24 Mar Lesson 7: Organize the Albums
When I started this project, I was laboring under the optimistic delusion that we would be at this for 2 weeks and then go back to our lives. More and more I see that this is not the way the wind is blowing and it has made me stop and reflect about a few things. I sent out a tweet that essentially said, “your child will not fall behind”. I guess I want to revise this to say two things,
- Behind is a construct. Some people argue that no one can be behind on his or her own growth continuum. Others would argue that there are benchmarks and if you don’t meet them you are behind. I will let you decide where you fall on this spectrum of belief, but what I will say is that it will not be constructive to worry about what other kids are doing compared to yours.

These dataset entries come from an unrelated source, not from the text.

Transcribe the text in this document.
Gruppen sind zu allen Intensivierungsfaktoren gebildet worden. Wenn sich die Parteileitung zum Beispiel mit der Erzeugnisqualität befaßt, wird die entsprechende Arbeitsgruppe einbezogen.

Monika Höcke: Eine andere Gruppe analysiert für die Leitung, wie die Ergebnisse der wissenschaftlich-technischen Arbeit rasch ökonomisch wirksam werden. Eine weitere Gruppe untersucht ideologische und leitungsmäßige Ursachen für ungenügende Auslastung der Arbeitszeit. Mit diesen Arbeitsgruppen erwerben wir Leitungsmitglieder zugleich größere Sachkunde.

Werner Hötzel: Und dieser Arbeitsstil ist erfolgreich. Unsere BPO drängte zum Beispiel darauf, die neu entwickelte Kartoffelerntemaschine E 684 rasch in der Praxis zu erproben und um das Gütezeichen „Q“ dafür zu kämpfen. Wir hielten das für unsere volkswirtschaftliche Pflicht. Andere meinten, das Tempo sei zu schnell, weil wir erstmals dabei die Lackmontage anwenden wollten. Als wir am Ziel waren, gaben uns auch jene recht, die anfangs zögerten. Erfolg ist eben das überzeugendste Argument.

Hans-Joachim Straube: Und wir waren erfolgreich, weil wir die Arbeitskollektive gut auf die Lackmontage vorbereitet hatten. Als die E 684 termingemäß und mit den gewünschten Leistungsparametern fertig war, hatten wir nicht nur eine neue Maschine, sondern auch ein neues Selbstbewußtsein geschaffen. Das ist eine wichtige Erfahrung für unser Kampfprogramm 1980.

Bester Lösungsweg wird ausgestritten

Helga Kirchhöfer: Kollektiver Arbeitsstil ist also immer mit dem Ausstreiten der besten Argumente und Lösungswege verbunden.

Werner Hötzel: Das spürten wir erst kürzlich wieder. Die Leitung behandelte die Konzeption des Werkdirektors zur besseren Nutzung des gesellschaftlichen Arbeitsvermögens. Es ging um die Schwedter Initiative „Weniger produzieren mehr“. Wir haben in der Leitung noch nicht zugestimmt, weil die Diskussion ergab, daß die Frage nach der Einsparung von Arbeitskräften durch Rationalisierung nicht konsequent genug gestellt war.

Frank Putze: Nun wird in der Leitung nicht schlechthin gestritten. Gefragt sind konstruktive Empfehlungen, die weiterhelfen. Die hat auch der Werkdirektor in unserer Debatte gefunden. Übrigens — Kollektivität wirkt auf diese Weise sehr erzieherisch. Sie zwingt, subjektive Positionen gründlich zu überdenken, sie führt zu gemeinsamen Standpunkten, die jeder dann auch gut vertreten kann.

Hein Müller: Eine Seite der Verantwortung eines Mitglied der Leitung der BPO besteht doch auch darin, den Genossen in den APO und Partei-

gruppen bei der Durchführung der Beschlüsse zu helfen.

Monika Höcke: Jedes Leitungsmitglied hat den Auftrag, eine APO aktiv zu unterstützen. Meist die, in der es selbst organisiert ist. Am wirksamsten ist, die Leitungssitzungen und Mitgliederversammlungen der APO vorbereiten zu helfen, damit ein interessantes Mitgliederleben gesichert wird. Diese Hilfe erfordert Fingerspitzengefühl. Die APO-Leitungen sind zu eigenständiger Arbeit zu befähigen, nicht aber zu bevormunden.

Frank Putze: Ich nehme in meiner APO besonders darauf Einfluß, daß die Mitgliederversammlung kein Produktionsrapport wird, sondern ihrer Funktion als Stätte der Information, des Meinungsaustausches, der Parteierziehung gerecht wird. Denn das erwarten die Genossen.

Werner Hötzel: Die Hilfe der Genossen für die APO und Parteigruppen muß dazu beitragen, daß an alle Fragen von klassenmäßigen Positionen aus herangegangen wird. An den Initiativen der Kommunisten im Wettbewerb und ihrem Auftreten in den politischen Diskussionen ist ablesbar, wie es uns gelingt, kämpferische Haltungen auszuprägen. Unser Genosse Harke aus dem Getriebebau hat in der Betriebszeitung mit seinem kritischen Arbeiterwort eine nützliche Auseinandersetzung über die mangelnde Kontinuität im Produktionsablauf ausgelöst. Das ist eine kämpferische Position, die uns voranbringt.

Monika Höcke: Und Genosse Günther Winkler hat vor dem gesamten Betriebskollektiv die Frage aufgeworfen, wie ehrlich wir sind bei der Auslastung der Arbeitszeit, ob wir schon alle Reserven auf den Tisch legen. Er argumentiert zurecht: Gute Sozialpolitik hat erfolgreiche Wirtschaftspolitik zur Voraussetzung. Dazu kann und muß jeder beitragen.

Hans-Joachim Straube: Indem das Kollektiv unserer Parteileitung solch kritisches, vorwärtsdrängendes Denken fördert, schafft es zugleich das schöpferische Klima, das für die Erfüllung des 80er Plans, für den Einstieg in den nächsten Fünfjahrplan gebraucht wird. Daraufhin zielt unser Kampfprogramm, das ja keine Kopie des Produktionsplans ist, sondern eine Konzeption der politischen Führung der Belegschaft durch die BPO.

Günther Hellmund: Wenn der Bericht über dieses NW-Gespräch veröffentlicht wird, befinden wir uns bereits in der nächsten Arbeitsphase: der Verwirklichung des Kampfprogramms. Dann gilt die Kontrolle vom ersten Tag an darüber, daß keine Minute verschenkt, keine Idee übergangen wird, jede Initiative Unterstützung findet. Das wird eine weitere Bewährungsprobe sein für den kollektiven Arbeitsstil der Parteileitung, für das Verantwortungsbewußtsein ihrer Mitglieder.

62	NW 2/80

- Having said that, everyone will be some degree of behind. I think it is about not carrying too much self-blame about what you and your child will be able to accomplish. If you want to do school packets because that is working for you and your child, do it. If you are making elaborate home lessons involving scavenger hunts and curated materials, have at it. If you are basically ignoring your child because you have work to do and keep your family afloat, that is fine too. When your kid goes back to school we are going to figure it out from there.
No one knows what they are doing here, so let’s just extend the grace that each family, each teacher, each kid is doing the best they can with what they are capable of at this time. Not to mention that some families are dealing with sickness and death, job loss, food insecurity, and the rest of it.

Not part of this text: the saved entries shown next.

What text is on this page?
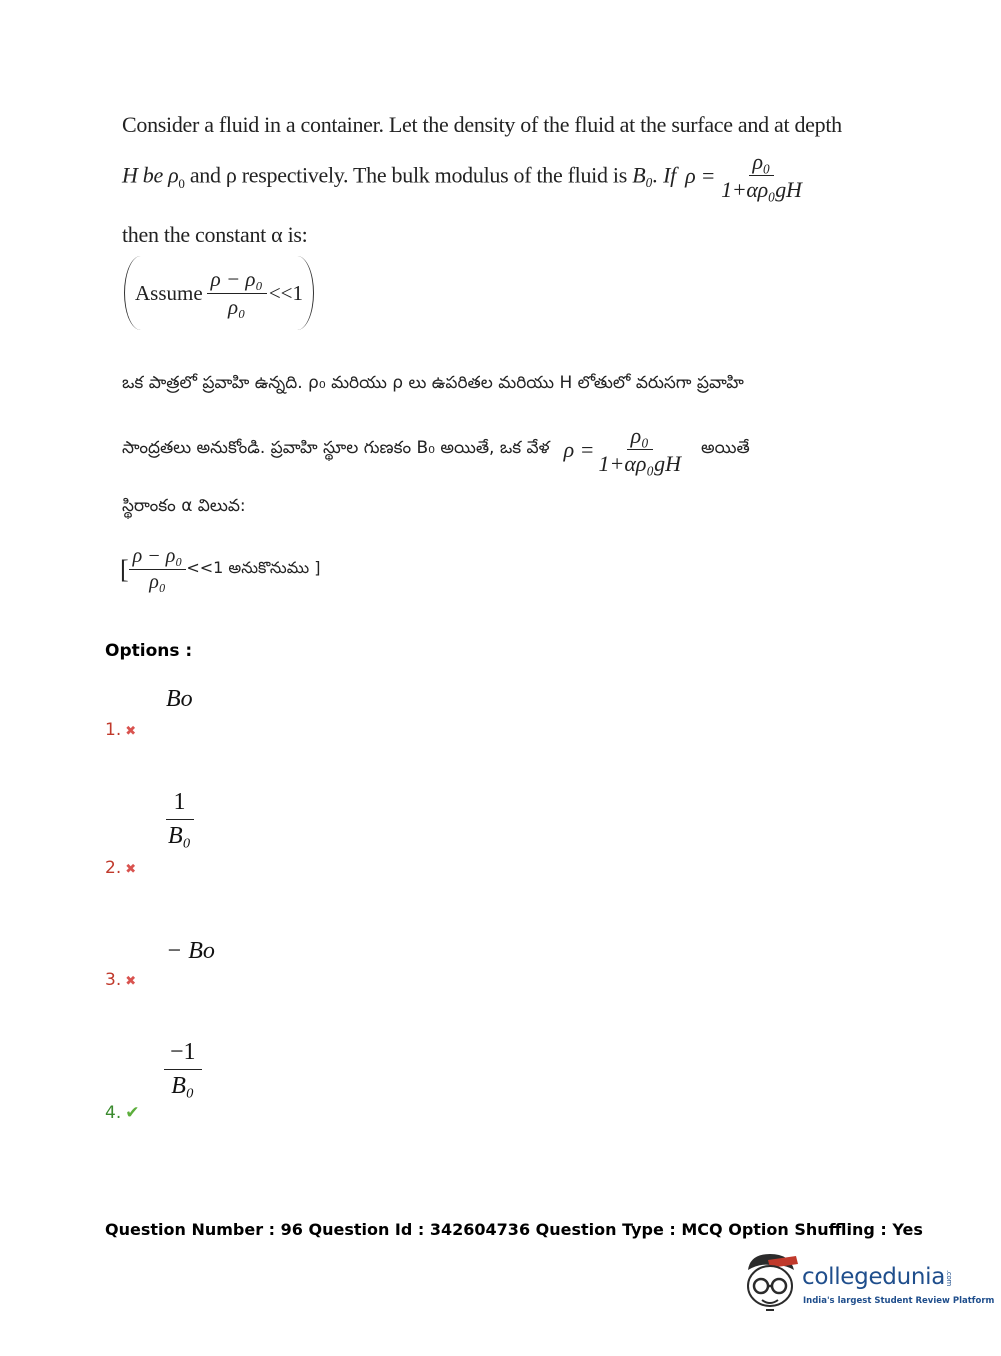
Consider a fluid in a container. Let the density of the fluid at the surface and at depth
H be $\rho_0$ and ρ respectively. The bulk modulus of the fluid is B₀. If $\rho = \frac{\text{ρ₀}}{\text{1+αρ₀gH}}$
then the constant α is:
Assume $\frac{\text{ρ − ρ₀}}{\text{ρ₀}} <<1$
ఒక పాత్రలో ప్రవాహి ఉన్నది. ρ₀ మరియు ρ లు ఉపరితల మరియు H లోతులో వరుసగా ప్రవాహి
సాంద్రతలు అనుకోండి. ప్రవాహి స్థూల గుణకం B₀ అయితే, ఒక వేళ $\rho = \frac{\text{ρ₀}}{\text{1+αρ₀gH}}$ అయితే
స్థిరాంకం α విలువ:
[ $\frac{\text{ρ − ρ₀}}{\text{ρ₀}} <<1$ అనుకొనుము ]
Options :
Bo
1. ✖
$\frac{1}{\text{B₀}}$
2. ✖
− Bo
3. ✖
$\frac{-1}{\text{B₀}}$
4. ✔
Question Number : 96 Question Id : 342604736 Question Type : MCQ Option Shuffling : Yes
collegedunia.com
India's largest Student Review Platform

So back to what you came for, a new daily activity.
Organizing the family photo albums. Somehow, somewhere you have a pile of pictures in a box, or a bunch on a computer, or on a phone. Give these to your child/ren to organize, write stories about, label with names, write the years on. Give them index cards and paper to glue it on, or open up “make an album” on one of your devices. Be available to answer questions about who people are, and what happened. I imagine this will be a multi-day, multi-week practice. Talk about the progress at dinner. Ask how many pages it will be, how the album should be organized (chronologically, by people, by places)?
Here are the skills your child will be developing:
- working memory
- organization
- planning
- spatial layout
- storytelling
- sequence
- sentence structure
- letter-sound
- labeling
- oral language
I am deeply reflecting on what it means for kids to be out of school for the next 3 months. I’m landing on the idea (and I welcome feedback to this) that we work our best to reduce trauma, keep everyone fed and safe, and figure out the rest when we see kids face to face again.